# Probability with 2 dice

1. Sep 27, 2006

### Tasaio

Suppose we make 20 tosses using 2 dice. What is the probability of scoring a two numbers that sum to 7?

My attempt

The sample space for a single toss of a single die is S = {1, 2, 3, 4, 5, 6}

For a single toss of both dice, the sample space is
S = {(1, 1), (1, 2), (1, 3), (1, 4), (1, 5), (1, 6), (2, 1), (2, 2), (2, 3), (2, 4), (2, 5), (2, 6), (3, 1), (3, 2), (3, 3), (3, 4), (3, 5), (3, 6), (4, 1), (4, 2), (4, 3), (4, 4), (4, 5), (4, 6), (5, 1), (5, 2), (5, 3), (5, 4), (5, 5), (5, 6), (6, 1), (6, 2), (6, 3), (6, 4), (6, 5), (6, 6)}

The sample points with sum 7 are:
(1, 6), (2, 5), (3, 4), (4, 3), (5, 2), (6, 1)

These are 6 possibilties out of 36.

So for *each toss* of the 2 dice, there is a 6/36 probability of scoring two numbers that sum to 7.

My question is, how to we work out what the probabilty would be for 20 tosses?

If we have 20 tosses, then there are a total of 36*20 = 720 possible sample points. But how many of those possibilities contain numbers that sum to 7?

2. Sep 27, 2006

### abode_x

think of this one: 20 tosses of a single coin. what is the chance, you get a head?
the easiest approach is to count the chance no head appears (all tails for 20 tosses) and subtract it to 1.

3. Sep 27, 2006

### Tasaio

Using your coin example, on each toss, there is a 0.5 probability that there is a head.

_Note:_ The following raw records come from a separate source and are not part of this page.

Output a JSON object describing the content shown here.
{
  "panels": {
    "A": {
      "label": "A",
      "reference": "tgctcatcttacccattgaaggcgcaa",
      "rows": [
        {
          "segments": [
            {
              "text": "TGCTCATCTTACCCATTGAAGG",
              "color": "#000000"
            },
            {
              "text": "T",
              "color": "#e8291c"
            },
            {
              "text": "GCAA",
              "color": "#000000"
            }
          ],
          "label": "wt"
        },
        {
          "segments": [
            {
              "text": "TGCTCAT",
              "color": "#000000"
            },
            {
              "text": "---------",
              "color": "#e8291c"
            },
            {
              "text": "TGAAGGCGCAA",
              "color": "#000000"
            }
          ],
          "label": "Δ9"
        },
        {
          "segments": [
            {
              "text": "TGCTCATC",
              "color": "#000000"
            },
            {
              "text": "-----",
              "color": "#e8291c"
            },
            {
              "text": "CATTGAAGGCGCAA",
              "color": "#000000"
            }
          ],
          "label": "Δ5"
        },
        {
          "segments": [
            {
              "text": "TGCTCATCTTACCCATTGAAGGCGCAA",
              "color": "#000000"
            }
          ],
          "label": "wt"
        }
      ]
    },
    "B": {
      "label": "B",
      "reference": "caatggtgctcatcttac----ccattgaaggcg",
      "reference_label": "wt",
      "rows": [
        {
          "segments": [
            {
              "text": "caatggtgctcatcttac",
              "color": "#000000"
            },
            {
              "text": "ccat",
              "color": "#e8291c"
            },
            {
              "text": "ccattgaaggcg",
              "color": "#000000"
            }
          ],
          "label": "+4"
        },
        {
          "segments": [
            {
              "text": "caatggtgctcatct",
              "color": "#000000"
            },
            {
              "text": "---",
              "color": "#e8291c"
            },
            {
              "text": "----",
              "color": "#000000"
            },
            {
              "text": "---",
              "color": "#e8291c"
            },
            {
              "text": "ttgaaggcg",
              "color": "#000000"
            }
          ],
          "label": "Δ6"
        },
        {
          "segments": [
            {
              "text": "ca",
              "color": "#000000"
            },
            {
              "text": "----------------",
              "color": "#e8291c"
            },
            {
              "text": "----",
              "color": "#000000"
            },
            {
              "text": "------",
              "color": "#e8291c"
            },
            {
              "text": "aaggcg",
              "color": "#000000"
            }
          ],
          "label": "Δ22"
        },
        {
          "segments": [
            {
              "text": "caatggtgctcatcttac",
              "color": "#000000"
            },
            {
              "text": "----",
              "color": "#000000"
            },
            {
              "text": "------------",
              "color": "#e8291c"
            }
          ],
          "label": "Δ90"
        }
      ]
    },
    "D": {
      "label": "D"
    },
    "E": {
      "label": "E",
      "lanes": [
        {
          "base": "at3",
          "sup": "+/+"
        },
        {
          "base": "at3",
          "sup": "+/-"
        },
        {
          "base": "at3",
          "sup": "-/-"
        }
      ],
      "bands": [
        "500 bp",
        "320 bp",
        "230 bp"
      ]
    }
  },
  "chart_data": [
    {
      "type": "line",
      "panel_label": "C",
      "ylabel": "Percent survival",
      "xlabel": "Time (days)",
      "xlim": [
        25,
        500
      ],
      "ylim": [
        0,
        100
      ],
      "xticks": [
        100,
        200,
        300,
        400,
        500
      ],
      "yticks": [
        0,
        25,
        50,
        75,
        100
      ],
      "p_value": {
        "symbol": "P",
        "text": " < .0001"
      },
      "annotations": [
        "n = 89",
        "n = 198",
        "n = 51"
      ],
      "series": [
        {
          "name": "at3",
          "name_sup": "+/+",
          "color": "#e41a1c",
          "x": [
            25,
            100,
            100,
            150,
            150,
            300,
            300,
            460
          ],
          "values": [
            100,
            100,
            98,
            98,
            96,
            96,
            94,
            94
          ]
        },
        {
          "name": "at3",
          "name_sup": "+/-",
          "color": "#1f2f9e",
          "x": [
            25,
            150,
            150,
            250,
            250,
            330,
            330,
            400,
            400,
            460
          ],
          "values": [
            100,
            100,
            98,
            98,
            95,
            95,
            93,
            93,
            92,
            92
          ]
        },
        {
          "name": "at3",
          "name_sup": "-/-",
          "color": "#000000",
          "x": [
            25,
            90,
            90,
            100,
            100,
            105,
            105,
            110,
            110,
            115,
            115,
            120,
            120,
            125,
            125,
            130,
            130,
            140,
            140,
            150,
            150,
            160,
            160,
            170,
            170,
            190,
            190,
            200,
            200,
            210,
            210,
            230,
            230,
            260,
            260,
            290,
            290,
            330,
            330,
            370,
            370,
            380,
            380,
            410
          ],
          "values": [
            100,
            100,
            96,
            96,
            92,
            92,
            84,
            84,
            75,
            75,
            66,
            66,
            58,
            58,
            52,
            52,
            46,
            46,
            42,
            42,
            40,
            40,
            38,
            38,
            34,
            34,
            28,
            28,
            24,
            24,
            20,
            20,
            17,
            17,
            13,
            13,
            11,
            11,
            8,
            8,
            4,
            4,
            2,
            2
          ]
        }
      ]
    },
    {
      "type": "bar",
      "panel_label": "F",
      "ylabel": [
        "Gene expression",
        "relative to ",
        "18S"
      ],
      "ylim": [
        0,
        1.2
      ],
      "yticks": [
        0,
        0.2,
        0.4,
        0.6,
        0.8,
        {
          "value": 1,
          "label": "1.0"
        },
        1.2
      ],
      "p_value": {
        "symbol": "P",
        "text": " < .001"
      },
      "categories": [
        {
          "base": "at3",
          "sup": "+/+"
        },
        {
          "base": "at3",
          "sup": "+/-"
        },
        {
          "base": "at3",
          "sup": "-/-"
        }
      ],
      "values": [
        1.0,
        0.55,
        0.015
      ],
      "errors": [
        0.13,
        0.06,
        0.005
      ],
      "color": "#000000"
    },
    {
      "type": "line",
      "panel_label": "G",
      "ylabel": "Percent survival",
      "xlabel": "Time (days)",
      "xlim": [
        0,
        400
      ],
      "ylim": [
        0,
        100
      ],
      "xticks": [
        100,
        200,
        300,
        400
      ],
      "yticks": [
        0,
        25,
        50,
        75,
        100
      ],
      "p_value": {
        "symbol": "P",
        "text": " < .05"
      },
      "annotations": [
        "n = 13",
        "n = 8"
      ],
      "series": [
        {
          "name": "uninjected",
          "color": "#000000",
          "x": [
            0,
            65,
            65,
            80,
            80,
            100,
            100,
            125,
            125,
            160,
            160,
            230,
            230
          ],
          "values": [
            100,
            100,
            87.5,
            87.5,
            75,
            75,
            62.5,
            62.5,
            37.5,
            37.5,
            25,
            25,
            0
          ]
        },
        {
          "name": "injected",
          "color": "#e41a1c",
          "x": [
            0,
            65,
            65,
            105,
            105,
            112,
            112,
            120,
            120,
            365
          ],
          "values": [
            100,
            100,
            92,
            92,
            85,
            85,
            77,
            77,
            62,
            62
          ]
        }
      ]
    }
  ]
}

So for 20 tosses, we calculate:
0.5 * 0.5 * 0.5 * ... * 0.5 (20 times)

Let's try that for my question.

For *each toss*, there is a 30/36 chance that the numbers do not sum to 7.

So after 20 tosses, the probability is:
(30/36) * (30/36) * (30/36) *...*(30/36) (with 20 terms)

= (5/6) * (5/6) *...* (5/6)
= ~0.026084

1 - 0.026084 = 0.973916

So there is a ~0.97 probablity that one of the tosses contains numbers that sum to 7.

This probability is very high. Does it sound about right?